Page MenuHomePhabricator

[x86] allow pairs of PCMPEQ for vector-sized integer equality comparisons (PR33325)

Authored by spatel on Dec 28 2017, 2:24 PM.



This is an extension of D31156 with the goal that we'll allow memcmp() == 0 expansion for x86 to use 2 pairs of loads per block.

The memcmp expansion pass (formerly part of CGP) will generate this kind of pattern with oversized integer compares, so we want to transform these into x86-specific vector nodes before legalization splits things into scalar chunks.

See PR33325 for more details:

Diff Detail


Event Timeline

spatel created this revision.Dec 28 2017, 2:24 PM
RKSimon added inline comments.Dec 29 2017, 2:31 PM
3 ↗(On Diff #128305)

Please can you add AVX1/AVX512F/AVX512BW test cases to prove its not doing anything dodgy with those?

spatel updated this revision to Diff 128389.Jan 1 2018, 9:21 AM

Patch updated:

  1. Fixed the check for 'IsOrXorXor'; we must confirm that the 2nd operand ('Y') of the setcc is actually a zero.
  2. Added runs / checks for more ISA variations to show that we're behaving as expected in those cases. Note that we do not expect to produce 'i256' types via memcmp expansion for anything before AVX2, so I don't think we care about optimizing those cases (the last 2 tests just show the legal scalar code in that scenario).

cc @craig.topper and @hfinkel -- This might be an interesting case for the x86 preferred vector width effort (D41341) even for 128/256-bit vectors. Here, we're taking scalar code that is or would be produced by memcmp expansion and translating it to vectors based on the available ISA, but without accounting for the preferred vector width. I think we should add that predicate as a follow-up to prevent producing vector code if the user has requested we avoid it. There's no AVX512-specific codegen here or in memcmp expansion, so that's not a danger (yet).

courbet added inline comments.Jan 1 2018, 11:34 PM
36308 ↗(On Diff #128389)

I would add a comment to explain when this is typically generated, else this feels a bit magic. Something along the lines of:

"This pattern is typically generated by the memcmp expansion pass with oversized integer compares (see PR33325)."

36314 ↗(On Diff #128389)

The isNullConstant(Y) is duplicated here with the definition of IsOrXorXor. Let's keep it inside IsOrXorXor ( and maybe rename to IsOrXorXorCCZero ?

36332 ↗(On Diff #128389)

eq: this is a bit misleading on the first read.
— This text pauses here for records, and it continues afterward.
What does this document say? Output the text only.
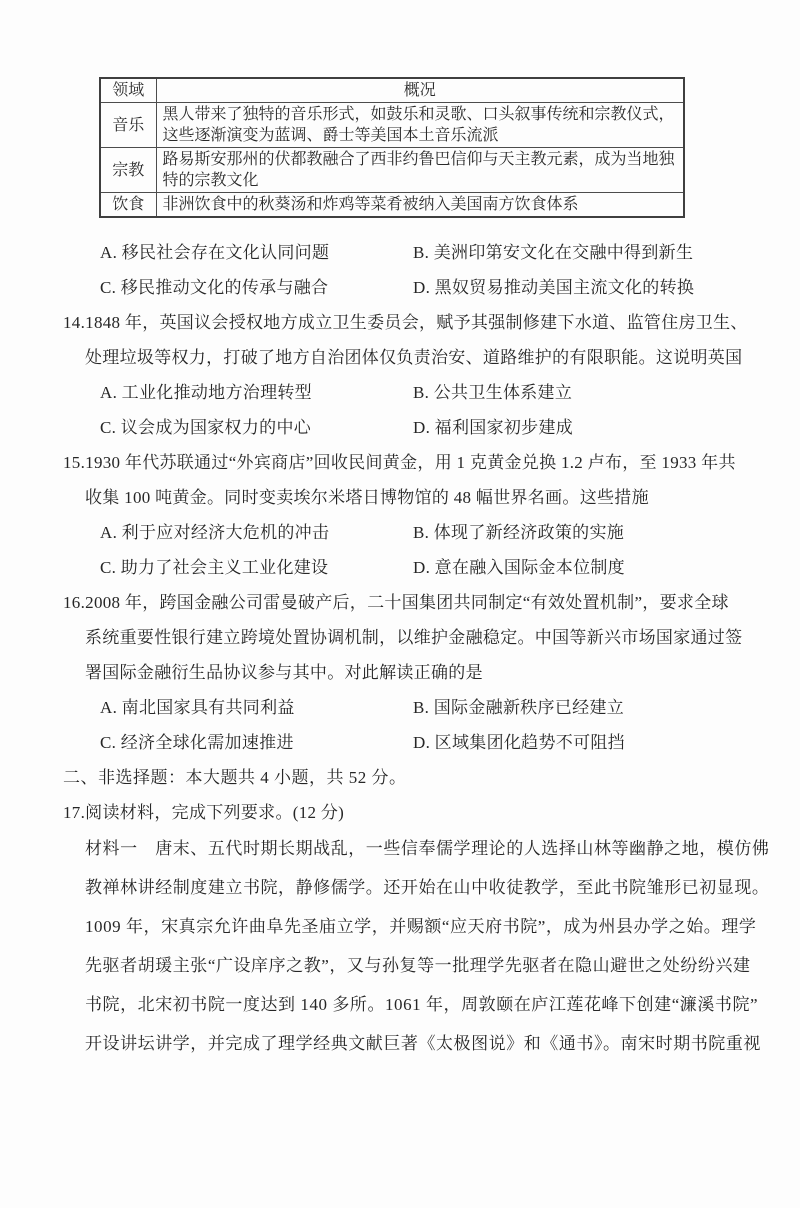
领域	概况
音乐	黑人带来了独特的音乐形式，如鼓乐和灵歌、口头叙事传统和宗教仪式，这些逐渐演变为蓝调、爵士等美国本土音乐流派
宗教	路易斯安那州的伏都教融合了西非约鲁巴信仰与天主教元素，成为当地独特的宗教文化
饮食	非洲饮食中的秋葵汤和炸鸡等菜肴被纳入美国南方饮食体系
A. 移民社会存在文化认同问题	B. 美洲印第安文化在交融中得到新生
C. 移民推动文化的传承与融合	D. 黑奴贸易推动美国主流文化的转换
14.1848 年，英国议会授权地方成立卫生委员会，赋予其强制修建下水道、监管住房卫生、
处理垃圾等权力，打破了地方自治团体仅负责治安、道路维护的有限职能。这说明英国
A. 工业化推动地方治理转型	B. 公共卫生体系建立
C. 议会成为国家权力的中心	D. 福利国家初步建成
15.1930 年代苏联通过“外宾商店”回收民间黄金，用 1 克黄金兑换 1.2 卢布，至 1933 年共
收集 100 吨黄金。同时变卖埃尔米塔日博物馆的 48 幅世界名画。这些措施
A. 利于应对经济大危机的冲击	B. 体现了新经济政策的实施
C. 助力了社会主义工业化建设	D. 意在融入国际金本位制度
16.2008 年，跨国金融公司雷曼破产后，二十国集团共同制定“有效处置机制”，要求全球
系统重要性银行建立跨境处置协调机制，以维护金融稳定。中国等新兴市场国家通过签
署国际金融衍生品协议参与其中。对此解读正确的是
A. 南北国家具有共同利益	B. 国际金融新秩序已经建立
C. 经济全球化需加速推进	D. 区域集团化趋势不可阻挡
二、非选择题：本大题共 4 小题，共 52 分。
17.阅读材料，完成下列要求。(12 分)
材料一　唐末、五代时期长期战乱，一些信奉儒学理论的人选择山林等幽静之地，模仿佛
教禅林讲经制度建立书院，静修儒学。还开始在山中收徒教学，至此书院雏形已初显现。
1009 年，宋真宗允许曲阜先圣庙立学，并赐额“应天府书院”，成为州县办学之始。理学
先驱者胡瑗主张“广设庠序之教”，又与孙复等一批理学先驱者在隐山避世之处纷纷兴建
书院，北宋初书院一度达到 140 多所。1061 年，周敦颐在庐江莲花峰下创建“濂溪书院”
开设讲坛讲学，并完成了理学经典文献巨著《太极图说》和《通书》。南宋时期书院重视
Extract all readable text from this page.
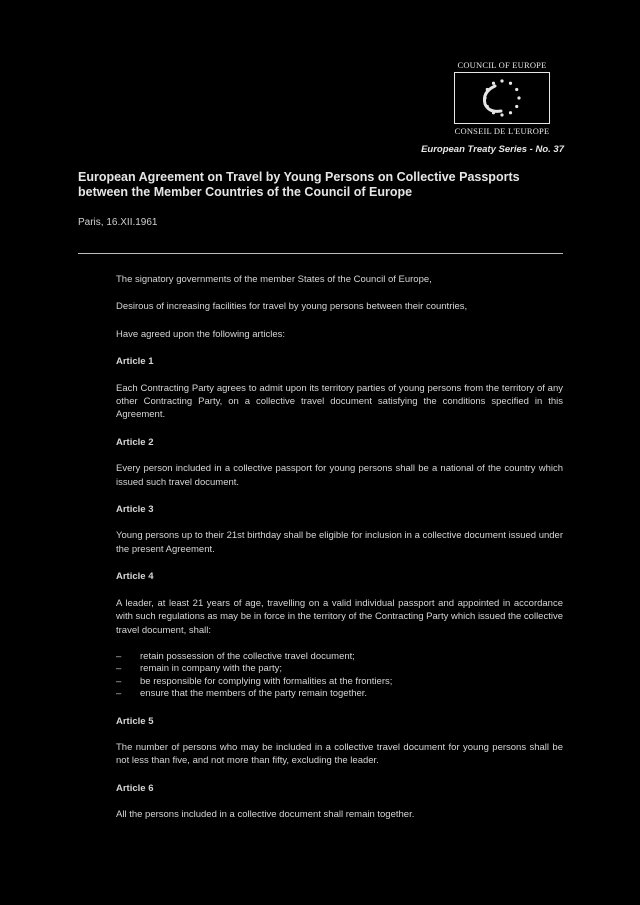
COUNCIL OF EUROPE
CONSEIL DE L'EUROPE
European Treaty Series - No. 37
European Agreement on Travel by Young Persons on Collective Passports between the Member Countries of the Council of Europe
Paris, 16.XII.1961

The signatory governments of the member States of the Council of Europe,

Desirous of increasing facilities for travel by young persons between their countries,

Have agreed upon the following articles:

Article 1

Each Contracting Party agrees to admit upon its territory parties of young persons from the territory of any other Contracting Party, on a collective travel document satisfying the conditions specified in this Agreement.

Article 2

Every person included in a collective passport for young persons shall be a national of the country which issued such travel document.

Article 3

Young persons up to their 21st birthday shall be eligible for inclusion in a collective document issued under the present Agreement.

Article 4

A leader, at least 21 years of age, travelling on a valid individual passport and appointed in accordance with such regulations as may be in force in the territory of the Contracting Party which issued the collective travel document, shall:

–	retain possession of the collective travel document;
–	remain in company with the party;
–	be responsible for complying with formalities at the frontiers;
–	ensure that the members of the party remain together.
Article 5

The number of persons who may be included in a collective travel document for young persons shall be not less than five, and not more than fifty, excluding the leader.

Article 6

All the persons included in a collective document shall remain together.
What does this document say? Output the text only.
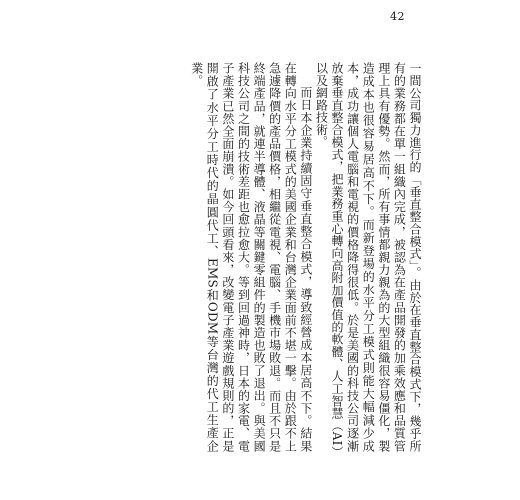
42

一間公司獨力進行的「垂直整合模式」。由於在垂直整合模式下，幾乎所有的業務都在單一組織內完成，被認為在產品開發的加乘效應和品質管理上具有優勢。然而，所有事情都親力親為的大型組織很容易僵化，製造成本也很容易居高不下。而新登場的水平分工模式則能大幅減少成本，成功讓個人電腦和電視的價格降得很低。於是美國的科技公司逐漸放棄垂直整合模式，把業務重心轉向高附加價值的軟體、人工智慧（AI）以及網路技術。

而日本企業持續固守垂直整合模式，導致經營成本居高不下。結果在轉向水平分工模式的美國企業和台灣企業面前不堪一擊。由於跟不上急遽降價的產品價格，相繼從電視、電腦、手機市場敗退。而且不只是終端產品，就連半導體、液晶等關鍵零組件的製造也敗了退出。與美國科技公司之間的技術差距也愈拉愈大。等到回過神時，日本的家電、電子產業已然全面崩潰。如今回頭看來，改變電子產業遊戲規則的，正是開啟了水平分工時代的晶圓代工、EMS和ODM等台灣的代工生產企業。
Change to eq|ne or cc ?

spatel marked 3 inline comments as done.Jan 2 2018, 7:14 AM
spatel added inline comments.
36314 ↗(On Diff #128389)

I agree with improving the variable name, but I don't see how we can simplify the logic unless we repeat the OrXorXor checks? We have:

A && !(A && B) --> A && (!A || !B) --> A && !B

where A is isNullConstant and B is OrXorXor

spatel updated this revision to Diff 128419.Jan 2 2018, 7:16 AM
spatel marked an inline comment as done.

Patch updated:
No functional difference from previous draft, but improved code comments and variable name.

courbet added inline comments.Jan 2 2018, 7:19 AM
36314 ↗(On Diff #128389)

Never mind; I misread the condition. Let's just fix the variable name.

courbet accepted this revision.Jan 2 2018, 8:20 AM
This revision is now accepted and ready to land.Jan 2 2018, 8:20 AM
This revision was automatically updated to reflect the committed changes.